Online platforms need to change. Here’s how.
29 March 2021 at 5:15 pm
Hireup’s CEO Jordan O’Reilly weighs in on the debate around the treatment of people working through tech platforms and offers a glimpse of how regulated, flexible employment could work across the board.
Earlier this month Uber in the UK accepted the inevitable. Having lost a Supreme Court case in February to a small group of drivers who argued they were workers, not contractors, the company formally reclassified all 70,000 drivers in its fleet. UK Uber drivers are now entitled to minimum wages, paid holiday and pension payments. The case is reverberating around Australia’s “flexible economy”. What implications could it have here?
A Senate inquiry into job security and the risks of insecure, precarious work begins its public hearings in April. Companies that offer flexible work through online platforms have never been under such scrutiny.
I should know. I run one of them.
But my company – in the disability support sector – offers a glimpse of how regulated, flexible employment could work across the board. That’s right: “employment”. Proper employment.
To many – too many – online work platforms have become synonymous with independent “contractors” working “gigs”. Flexibility for consumers and workers is seen as one side of the coin. On the other is near-zero labour regulation.
But no such coin exists. Flexible work arranged through online platforms does not need to be done by contractors with few entitlements or rights. In some sectors, in some circumstances, contracting might be appropriate – if power is genuinely shared between a platform, its worker and its clients. But that should be the exception, not the rule.
Technology – alone – is no excuse for a de facto expectation of precarious, insecure work on behalf of companies claiming not to be employers.
Online platforms are here to stay. Consumers love them for their convenience and – with bricks-and-mortar and middlemen removed – their prices. Workers love them because they are easy to use and allow flexibility. People decide their own hours, even – in my sector – their own clients.
But there is a way of combining all the flexibility of an online platform with all the rights of employment.
Don’t believe those who say it can’t be done. It can. My company is doing it.
Our workers – support workers for people with disabilities – are employees. Not contractors, but employees who work flexibly through our technology platform.

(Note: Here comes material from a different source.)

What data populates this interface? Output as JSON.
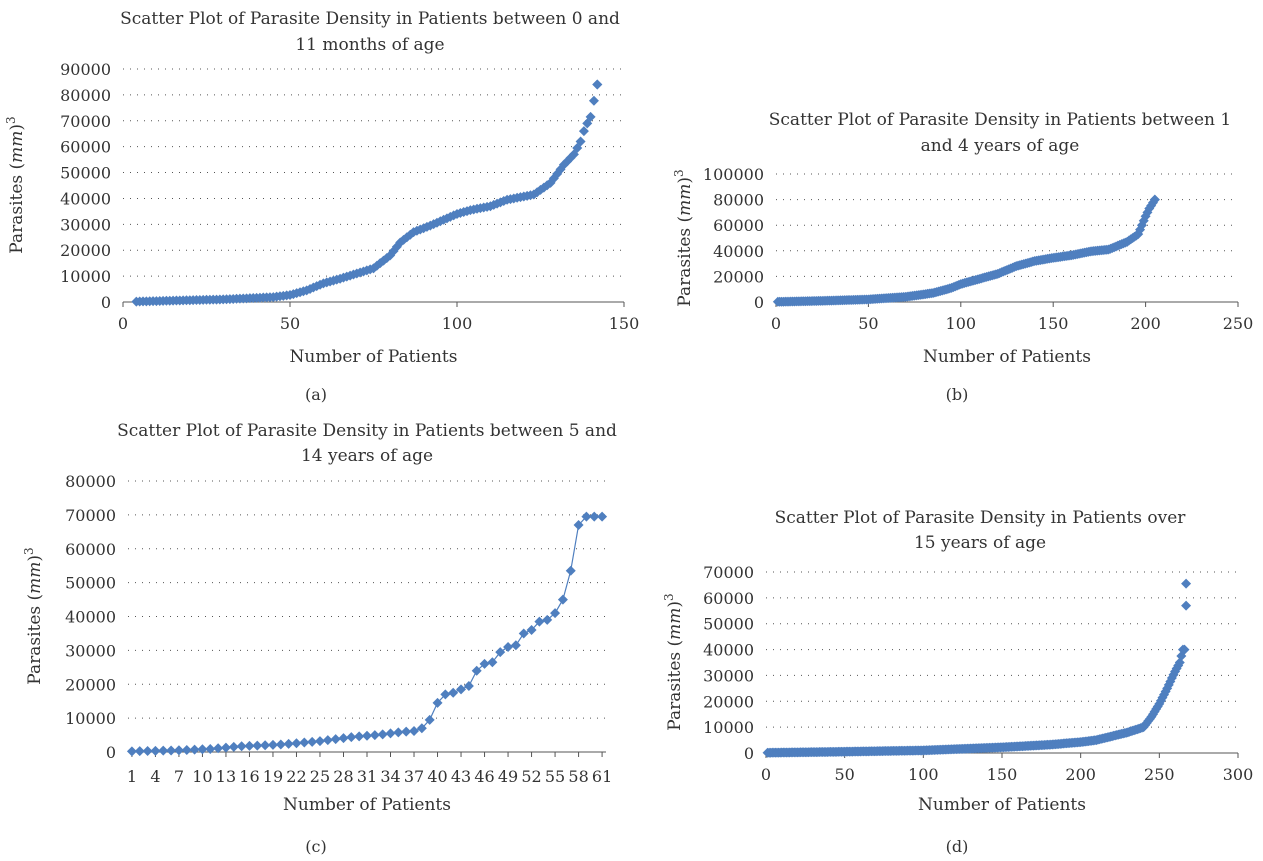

They arrange how much they work and for whom. When they work they are paid by us, as their employer. Their wages are governed by an award set by the Fair Work Commission. It requires 25 per cent casual loading, overtime pay and penalty rates for weekends and public holidays. Our employees are covered by workers compensation insurance and accrue long-service leave; we organise and pay their income tax. We pay superannuation and state payroll taxes too. And for workers who have fixed work patterns and want employment permanency, we’re trailing that now. Why wouldn’t a company commit – mutually – to its employees?
Committing to the spirit of the law is as important as the letter. Following both is the right – and frankly moral – thing to do. It also builds a trusting and loyal workforce. That’s good for customers, and that’s good for business.
Our workers are employees in the true sense of the word. They get all the hard-won rights, benefits and entitlements employees have had for years. In fact, all that’s different between us and respectable employers of the past is technology. Values, principles and obligations endure.
Some suggest the enemy is casual work. That’s wrong. It’s been around for decades. As long as rights are respected and flexibility works for both employee and employer, it will be for many more. The real enemy is the practice of disguising employment as independent contracting. Down that path lies the collapse of the social contract and – as we’re now seeing so often with the injuries and deaths of food-delivery riders on city streets – individual tragedy.
There is another path. Flexibility and technology are fully compatible with formal employment and worker rights. It shouldn’t need courts in other countries to tell us that.
Such a great message, thank you. “Flexibility and technology are fully compatible with formal employment and workers rights”! Great to read about your organisation putting it into practice.